Bündelung

„Bündelung“ ist im deutschsprachigen Fachbereich des Etikettendrucks und der industriellen Kennzeichnung kein normativ definierter oder in Fachglosaren standardisierter Terminus. In einschlägigen Quellen zu Etikettierung, Konfektionierung und Kennzeichnungssystemen taucht der Begriff nicht als eigenständiger technischer Prozessschritt auf. Stattdessen werden in diesem Kontext Begriffe wie Etikettenkonfektionierung, Produktkennzeichnung, Karton- oder Palettenkennzeichnung sowie Versandeinheit verwendet.

In der industriellen Praxis beschreiben Fachquellen zur Kennzeichnung und Etikettierung, wie Etiketten auf einzelne Produkte, Teile, Kartons und Paletten appliziert werden, um Identifikation und Rückverfolgbarkeit entlang der Lieferkette sicherzustellen. Dabei stehen Prozesse wie das Drucken und Applizieren von Etiketten, die Integration von Etikettier- und Kennzeichnungssystemen in Verpackungslinien sowie die Anforderungen an Barcode- und 2D-Code-Lesbarkeit im Vordergrund. „Bündelung“ als fest benannter Schritt innerhalb dieser Prozesskette ist in den verfügbaren Dokumentationen nicht beschrieben. Materialien wie Selbstklebeetiketten, Anhängeetiketten und Typenschilder sowie Druckverfahren wie Thermotransfer-, Thermodirekt-, Tintenstrahl- und Laserdruck werden zwar ausführlich behandelt, jedoch keinem Prozess namens „Bündelung“ zugeordnet.

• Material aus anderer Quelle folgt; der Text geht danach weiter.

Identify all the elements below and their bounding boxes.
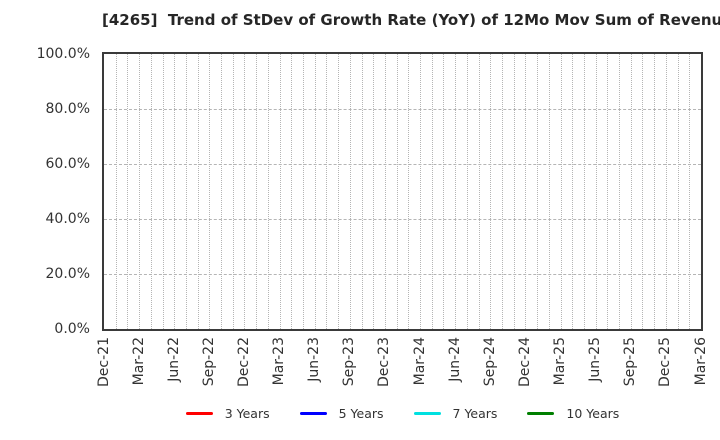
legend-line-swatch (413, 412, 441, 415)
vertical-gridline (244, 54, 246, 329)
vertical-gridline (431, 54, 433, 329)
legend-item-label: 5 Years (338, 406, 384, 421)
vertical-gridline (630, 54, 632, 329)
vertical-gridline (443, 54, 445, 329)
vertical-gridline (408, 54, 410, 329)
x-tick-label: Sep-24 (481, 337, 498, 387)
vertical-gridline (314, 54, 316, 329)
horizontal-gridline (104, 164, 701, 165)
y-tick-label: 20.0% (45, 266, 90, 282)
vertical-gridline (548, 54, 550, 329)
vertical-gridline (139, 54, 141, 329)
vertical-gridline (349, 54, 351, 329)
y-axis-labels: 0.0% 20.0% 40.0% 60.0% 80.0% 100.0% (0, 46, 96, 337)
vertical-gridline (583, 54, 585, 329)
legend-line-swatch (185, 412, 213, 415)
legend-line-swatch (527, 412, 555, 415)
vertical-gridline (607, 54, 609, 329)
vertical-gridline (455, 54, 457, 329)
vertical-gridline (326, 54, 328, 329)
x-tick-label: Mar-24 (411, 337, 428, 386)
vertical-gridline (291, 54, 293, 329)
x-tick-label: Jun-23 (306, 337, 323, 382)
legend-item-3-years: 3 Years (185, 406, 270, 421)
vertical-gridline (338, 54, 340, 329)
x-tick-label: Sep-23 (341, 337, 358, 387)
vertical-gridline (303, 54, 304, 329)
vertical-gridline (490, 54, 492, 329)
vertical-gridline (232, 54, 234, 329)
x-tick-label: Jun-22 (165, 337, 182, 382)
vertical-gridline (115, 54, 117, 329)
vertical-gridline (396, 54, 398, 329)
legend-item-label: 3 Years (224, 406, 270, 421)
x-tick-label: Dec-22 (235, 337, 252, 387)
horizontal-gridline (104, 274, 701, 275)
x-axis-labels: Dec-21 Mar-22 Jun-22 Sep-22 Dec-22 Mar-23 Jun-… (96, 337, 709, 399)
legend-item-10-years: 10 Years (527, 406, 619, 421)
vertical-gridline (502, 54, 503, 329)
x-tick-label: Dec-25 (657, 337, 674, 387)
vertical-gridline (665, 54, 667, 329)
vertical-gridline (127, 54, 129, 329)
vertical-gridline (619, 54, 621, 329)
horizontal-gridline (104, 219, 701, 220)
y-tick-label: 100.0% (36, 46, 90, 62)
vertical-gridline (384, 54, 386, 329)
vertical-gridline (478, 54, 480, 329)
vertical-gridline (537, 54, 539, 329)
plot-area (102, 52, 703, 331)
vertical-gridline (560, 54, 562, 329)
vertical-gridline (162, 54, 164, 329)
y-tick-label: 80.0% (45, 101, 90, 117)
y-tick-label: 0.0% (54, 321, 90, 337)
x-tick-label: Sep-22 (200, 337, 217, 387)
vertical-gridline (373, 54, 375, 329)
x-tick-label: Mar-22 (130, 337, 147, 386)
x-tick-label: Mar-26 (692, 337, 709, 386)
vertical-gridline (654, 54, 656, 329)
vertical-gridline (209, 54, 211, 329)
legend-item-label: 7 Years (452, 406, 498, 421)
x-tick-label: Dec-21 (95, 337, 112, 387)
vertical-gridline (221, 54, 223, 329)
x-tick-label: Mar-25 (552, 337, 569, 386)
vertical-gridline (267, 54, 269, 329)
horizontal-gridline (104, 109, 701, 110)
vertical-gridline (689, 54, 691, 329)
vertical-gridline (197, 54, 199, 329)
x-tick-label: Jun-25 (587, 337, 604, 382)
legend-item-7-years: 7 Years (413, 406, 498, 421)
vertical-gridline (642, 54, 644, 329)
x-tick-label: Jun-24 (446, 337, 463, 382)
chart-title: [4265] Trend of StDev of Growth Rate (Yo… (102, 11, 720, 29)
legend-item-label: 10 Years (566, 406, 620, 421)
vertical-gridline (572, 54, 574, 329)
legend-line-swatch (299, 412, 327, 415)
x-tick-label: Dec-24 (516, 337, 533, 387)
vertical-gridline (420, 54, 422, 329)
x-tick-label: Sep-25 (622, 337, 639, 387)
vertical-gridline (595, 54, 597, 329)
vertical-gridline (361, 54, 363, 329)
vertical-gridline (185, 54, 187, 329)
y-tick-label: 40.0% (45, 211, 90, 227)
vertical-gridline (513, 54, 515, 329)
vertical-gridline (466, 54, 468, 329)
vertical-gridline (279, 54, 281, 329)
vertical-gridline (174, 54, 176, 329)
legend: 3 Years 5 Years 7 Years 10 Years (102, 406, 703, 421)
vertical-gridline (677, 54, 679, 329)
legend-item-5-years: 5 Years (299, 406, 384, 421)
vertical-gridline (150, 54, 152, 329)
vertical-gridline (525, 54, 527, 329)
y-tick-label: 60.0% (45, 156, 90, 172)
x-tick-label: Dec-23 (376, 337, 393, 387)
x-tick-label: Mar-23 (271, 337, 288, 386)
vertical-gridline (256, 54, 258, 329)
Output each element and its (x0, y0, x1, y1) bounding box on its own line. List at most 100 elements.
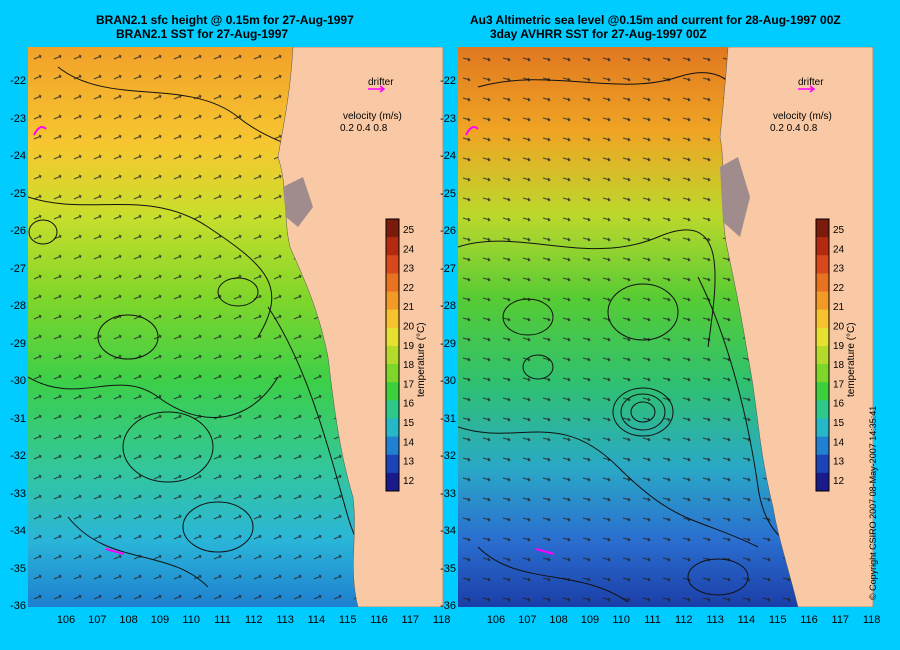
right-y-tick: -25 (440, 187, 456, 200)
right-y-tick: -34 (440, 525, 456, 537)
left-y-tick: -33 (10, 487, 26, 500)
left-colorbar-tick: 20 (403, 322, 415, 333)
left-x-tick: 113 (276, 614, 294, 626)
right-y-tick: -33 (440, 487, 456, 500)
right-y-tick: -26 (440, 225, 456, 237)
left-colorbar-segment (386, 454, 399, 474)
left-x-tick: 110 (182, 614, 200, 626)
right-x-tick: 114 (737, 614, 756, 626)
right-y-tick: -30 (440, 375, 456, 387)
right-x-tick: 107 (518, 614, 537, 626)
right-colorbar-tick: 18 (833, 360, 845, 371)
right-colorbar-tick: 13 (833, 457, 845, 468)
right-y-tick: -22 (440, 75, 456, 87)
left-y-tick: -23 (10, 112, 26, 125)
right-colorbar-segment (816, 237, 829, 256)
right-x-tick: 108 (549, 614, 568, 626)
left-y-tick: -24 (10, 150, 26, 162)
left-colorbar-tick: 12 (403, 476, 415, 487)
left-colorbar-segment (386, 472, 399, 492)
left-y-tick: -32 (10, 450, 26, 462)
right-colorbar-tick: 17 (833, 379, 845, 390)
right-x-tick: 106 (486, 614, 506, 626)
right-colorbar-segment (816, 327, 829, 347)
left-colorbar-segment (386, 418, 399, 438)
left-colorbar-tick: 22 (403, 283, 415, 294)
right-colorbar-tick: 19 (833, 341, 845, 352)
left-x-tick: 106 (56, 614, 76, 626)
left-y-tick: -34 (10, 525, 26, 537)
right-y-tick: -35 (440, 562, 456, 575)
right-colorbar-segment (816, 309, 829, 329)
left-title-line2: BRAN2.1 SST for 27-Aug-1997 (116, 27, 289, 41)
left-x-tick: 118 (432, 614, 451, 626)
left-colorbar-segment (386, 382, 399, 401)
left-velocity-label: velocity (m/s) (343, 111, 402, 122)
right-x-tick: 112 (675, 614, 693, 626)
left-x-tick: 117 (401, 614, 420, 626)
left-y-tick: -27 (10, 262, 26, 275)
left-y-tick: -30 (10, 375, 26, 387)
left-y-tick: -29 (10, 337, 26, 350)
right-colorbar-tick: 24 (833, 244, 845, 255)
right-colorbar-segment (816, 364, 829, 383)
right-title-line2: 3day AVHRR SST for 27-Aug-1997 00Z (490, 27, 707, 41)
left-colorbar-tick: 21 (403, 302, 415, 313)
left-colorbar-tick: 24 (403, 244, 415, 255)
right-colorbar (815, 218, 830, 492)
right-colorbar-tick: 25 (833, 225, 845, 236)
right-y-tick: -24 (440, 150, 456, 162)
right-x-tick: 117 (831, 614, 850, 626)
right-x-tick: 109 (580, 614, 600, 626)
right-colorbar-segment (816, 273, 829, 293)
left-colorbar-segment (386, 436, 399, 456)
right-colorbar-tick: 14 (833, 437, 845, 448)
left-x-tick: 115 (338, 614, 357, 626)
right-colorbar-segment (816, 255, 829, 274)
right-colorbar-tick: 12 (833, 476, 845, 487)
right-y-tick: -32 (440, 450, 456, 462)
right-title-line1: Au3 Altimetric sea level @0.15m and curr… (470, 13, 841, 27)
left-colorbar-segment (386, 255, 399, 274)
left-x-tick: 107 (88, 614, 107, 626)
left-y-tick: -35 (10, 562, 26, 575)
left-map-panel: velocity (m/s) 0.2 0.4 0.8 drifter 25 24 2… (28, 47, 443, 607)
right-colorbar-segment (816, 472, 829, 492)
left-drifter-label: drifter (368, 77, 394, 88)
right-x-tick: 116 (800, 614, 818, 626)
right-y-tick: -36 (440, 600, 456, 612)
left-colorbar-tick: 17 (403, 379, 415, 390)
left-x-tick: 116 (370, 614, 388, 626)
left-map: velocity (m/s) 0.2 0.4 0.8 drifter 25 24 2… (28, 47, 443, 607)
right-colorbar-segment (816, 382, 829, 401)
right-y-tick: -29 (440, 337, 456, 350)
left-colorbar-tick: 13 (403, 457, 415, 468)
right-colorbar-segment (816, 454, 829, 474)
right-x-tick: 110 (612, 614, 630, 626)
right-x-tick: 111 (644, 614, 661, 626)
right-x-tick: 115 (768, 614, 787, 626)
left-y-tick: -31 (10, 412, 26, 425)
copyright-text: © Copyright CSIRO 2007 08-May-2007 14:35… (868, 405, 878, 600)
right-colorbar-label: temperature (°C) (846, 322, 857, 397)
right-colorbar-segment (816, 345, 829, 365)
left-y-tick: -28 (10, 300, 26, 312)
right-x-tick: 113 (706, 614, 724, 626)
right-map-panel: velocity (m/s) 0.2 0.4 0.8 drifter 25 24 2… (458, 47, 873, 607)
right-colorbar-tick: 16 (833, 399, 845, 410)
right-colorbar-segment (816, 400, 829, 419)
left-colorbar-tick: 19 (403, 341, 415, 352)
left-colorbar-segment (386, 273, 399, 293)
right-colorbar-segment (816, 291, 829, 311)
right-x-tick: 118 (862, 614, 881, 626)
left-colorbar-segment (386, 291, 399, 311)
right-colorbar-segment (816, 219, 829, 238)
right-colorbar-tick: 22 (833, 283, 845, 294)
left-title-line1: BRAN2.1 sfc height @ 0.15m for 27-Aug-19… (96, 13, 354, 27)
right-y-tick: -23 (440, 112, 456, 125)
left-colorbar-segment (386, 237, 399, 256)
left-y-tick: -25 (10, 187, 26, 200)
left-y-tick: -26 (10, 225, 26, 237)
left-x-tick: 112 (245, 614, 263, 626)
right-colorbar-tick: 23 (833, 264, 845, 275)
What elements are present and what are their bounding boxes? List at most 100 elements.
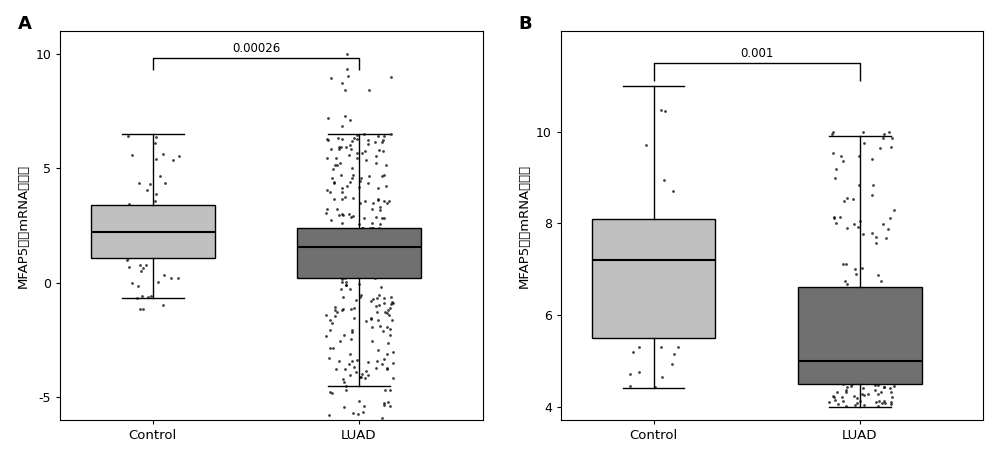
Point	[143, 240, 159, 247]
Point	[346, 314, 362, 322]
Point	[824, 340, 840, 347]
Point	[364, 219, 380, 227]
Point	[358, 156, 374, 163]
Point	[353, 239, 369, 246]
Point	[383, 73, 399, 80]
Point	[324, 254, 340, 261]
Point	[380, 255, 396, 262]
Point	[382, 386, 398, 394]
Point	[165, 248, 181, 256]
Point	[854, 390, 870, 397]
Point	[878, 234, 894, 241]
Point	[352, 229, 368, 236]
Point	[129, 252, 145, 259]
Text: A: A	[18, 15, 32, 33]
Point	[328, 366, 344, 373]
Point	[346, 244, 362, 252]
Point	[870, 381, 886, 389]
Point	[346, 244, 362, 252]
Point	[151, 231, 167, 239]
Point	[363, 316, 379, 323]
Point	[837, 376, 853, 384]
Point	[372, 253, 388, 261]
Point	[325, 261, 341, 269]
Point	[647, 334, 663, 341]
Point	[354, 233, 370, 240]
Point	[835, 397, 851, 404]
Point	[332, 241, 348, 248]
Point	[654, 373, 670, 381]
Point	[377, 269, 393, 276]
Point	[320, 115, 336, 122]
Point	[383, 130, 399, 138]
Point	[834, 343, 850, 351]
Point	[369, 308, 385, 315]
Point	[367, 262, 383, 269]
Point	[323, 242, 339, 249]
Point	[373, 252, 389, 259]
Point	[867, 360, 883, 368]
Point	[171, 222, 187, 229]
Point	[163, 214, 179, 221]
Point	[334, 210, 350, 217]
Point	[351, 184, 367, 191]
Point	[858, 325, 874, 332]
Point	[330, 261, 346, 269]
Point	[345, 271, 361, 279]
Point	[360, 259, 376, 266]
Point	[384, 229, 400, 236]
Point	[363, 240, 379, 247]
Point	[647, 383, 663, 390]
Point	[121, 200, 137, 207]
Point	[142, 180, 158, 188]
Point	[867, 374, 883, 381]
Point	[837, 366, 853, 373]
Point	[319, 187, 335, 194]
Point	[378, 243, 394, 251]
Point	[849, 320, 865, 328]
Point	[135, 305, 151, 313]
Point	[317, 241, 333, 248]
Point	[344, 138, 360, 145]
Point	[827, 396, 843, 403]
Point	[875, 306, 891, 313]
Point	[844, 381, 860, 388]
Point	[384, 273, 400, 280]
Point	[818, 361, 834, 369]
Point	[882, 362, 898, 369]
Point	[131, 179, 147, 187]
Point	[343, 234, 359, 241]
Point	[355, 230, 371, 238]
Point	[352, 293, 368, 301]
Point	[163, 249, 179, 256]
Point	[328, 248, 344, 256]
Point	[345, 213, 361, 220]
Point	[671, 218, 687, 225]
Point	[124, 203, 140, 211]
Point	[835, 381, 851, 388]
Point	[370, 197, 386, 204]
Point	[147, 198, 163, 205]
Point	[352, 270, 368, 277]
Bar	[798, 287, 922, 384]
Point	[352, 199, 368, 207]
Point	[376, 172, 392, 179]
Point	[818, 362, 834, 369]
Point	[348, 261, 364, 268]
Point	[337, 274, 353, 281]
Point	[381, 262, 397, 269]
Point	[885, 362, 901, 369]
Point	[874, 399, 890, 406]
Point	[334, 278, 350, 285]
Point	[824, 286, 840, 294]
Point	[127, 242, 143, 249]
Point	[375, 137, 391, 144]
Point	[359, 229, 375, 236]
Point	[856, 367, 872, 375]
Point	[872, 369, 888, 377]
Point	[337, 86, 353, 94]
Point	[385, 374, 401, 381]
Point	[872, 327, 888, 334]
Point	[868, 239, 884, 246]
Point	[343, 226, 359, 234]
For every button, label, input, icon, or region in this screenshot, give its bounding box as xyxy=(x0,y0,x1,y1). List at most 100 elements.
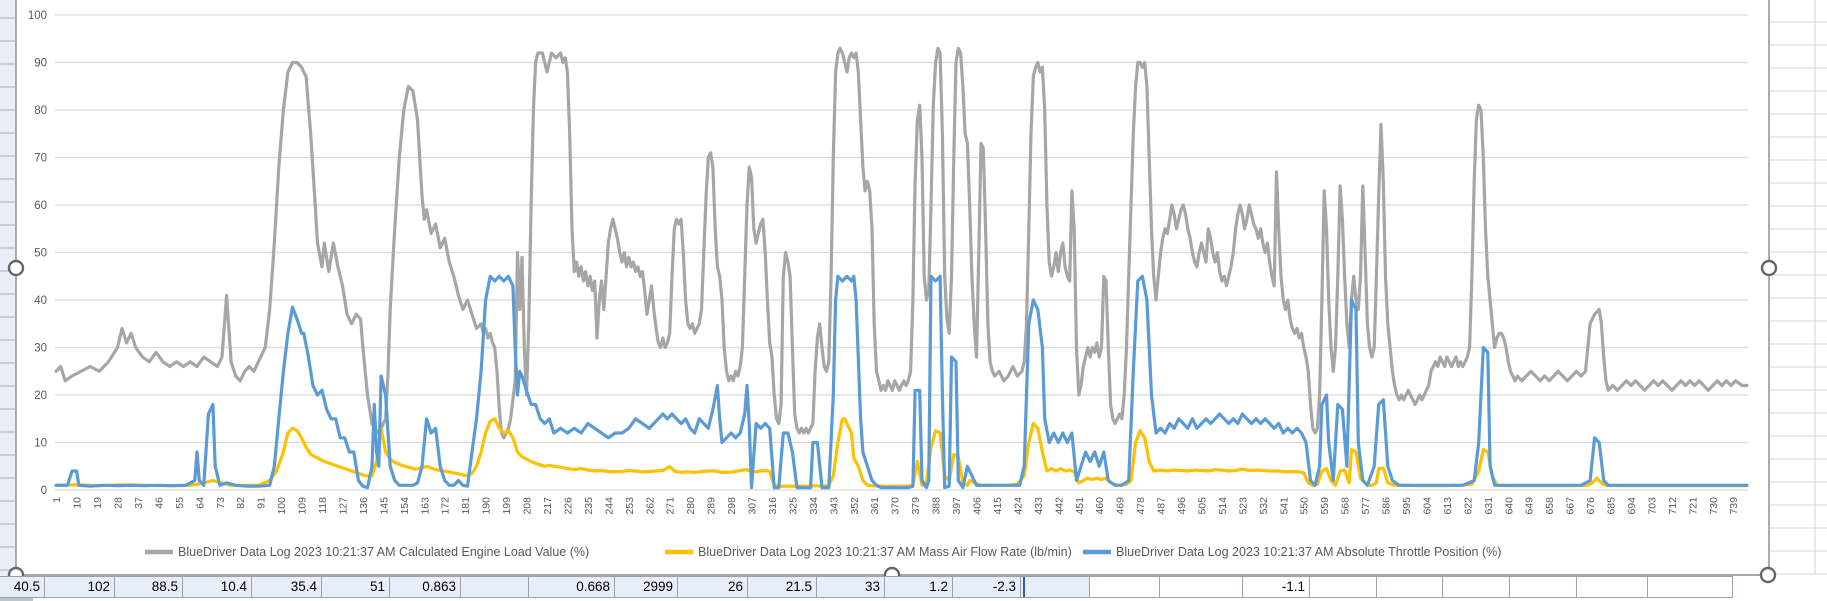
x-axis-label: 694 xyxy=(1626,497,1638,515)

Für den Etikettendruck bedeutet dies konkret: Wer den Begriff „Bündelung“ in einem technischen Gespräch, einer Ausschreibung oder einer Prozessdokumentation begegnet, sollte dessen jeweilige Bedeutung im konkreten Verwendungskontext klären, da er in keiner einschlägigen Norm, keinem Branchenstandard und keiner fachlichen Richtlinie für diesen Bereich einheitlich definiert ist. Normative Anforderungen an die Kennzeichnung, etwa GS1-konforme Strichcodes, Serialisierungspflichten in der Pharmaindustrie oder gesetzliche Kennzeichnungspflichten für Produktinformationen und Sicherheitshinweise, beziehen sich stets auf Kennzeichnung, Codierung, Lesbarkeit und Rückverfolgbarkeit als definierte Konzepte. Hersteller und Anwender von Etiketten sind gut beraten, bei der Auswahl von Materialien, Klebstoffen und Druckverfahren auf diese dokumentierten Anforderungen zurückzugreifen und unklare Begriffe wie „Bündelung“ durch anerkannte Fachtermini zu ersetzen, um Missverständnisse in der Planung, Automatisierung und Qualitätssicherung von Kennzeichnungsprozessen zu vermeiden.